In 2000 a schema was equivalent to a user. Now it has broken free and is quite useful. You could throw all your user procs in a certain schema and your admin procs in another. Grant EXECUTE to the appropriate user/role and you're through with granting EXECUTE on specific procedures. Nice.
The dot notation would go like this:
Server.Database.Schema.Object
or
myserver01.Adventureworks.Accounting.Beans
A Schema is a collection of database objects which includes logical structures too.
It has the name of the user who owns it.
A database can have any number of Schema's.
One table from a database can appear in two different schemas of same name.
A user can view any schema for which they have been assigned select privilege.
I try answering based on my understanding of the following analogy:
A database is like the house
In the house there are several types of rooms.
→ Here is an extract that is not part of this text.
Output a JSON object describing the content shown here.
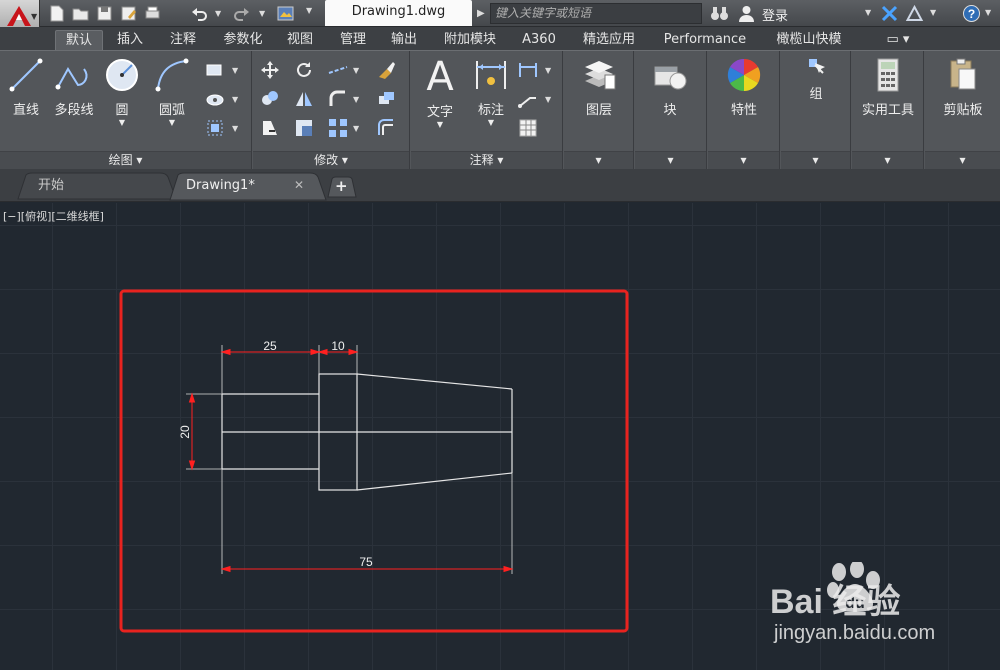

Assuming that you're living in a really big house. You really don't want your living rooms, bedrooms, bathrooms, mezzanines, treehouses, etc. to look the same. They each need a blueprint to tell how to build/use them. In other words, they each need a schema to tell how to build/use a bathroom, for example.
Of course, you may have several bedrooms, each looks slightly different. You and your wife/husband's bedroom is slightly different from your kids' bedroom. Each bedroom is analogous to a table in your database.
A DBMS is like a butler in the house. He manages literally everything.
In oracle Schema is one user under one database,For example scott is one schema in database orcl.
In one database we may have many schema's like scott
Schemas contains Databases.
Databases are part of a Schema.
So, schemas > databases.
Schemas contains views, stored procedure(s), database(s), trigger(s) etc.
A schema is not a plan for the entire database. It is a plan/container for a subset of objects (ex.tables) inside a a database. This goes to say that you can have multiple objects(ex. tables) inside one database which don't neccessarily fall under the same functional category. So you can group them under various schemas and give them different user access permissions. That said, I am unsure whether you can have one table under multiple schemas. The Management Studio UI gives a dropdown to assign a schema to a table, and hence making it possible to choose only one schema. I guess if you do it with TSQL, it might create 2 (or multiple) different objects with different object Ids.
A database schema is a way to logically group objects such as tables, views, stored procedures etc. Think of a schema as a container of objects.
And tables are collections of rows and columns.
combination of all tables makes a db.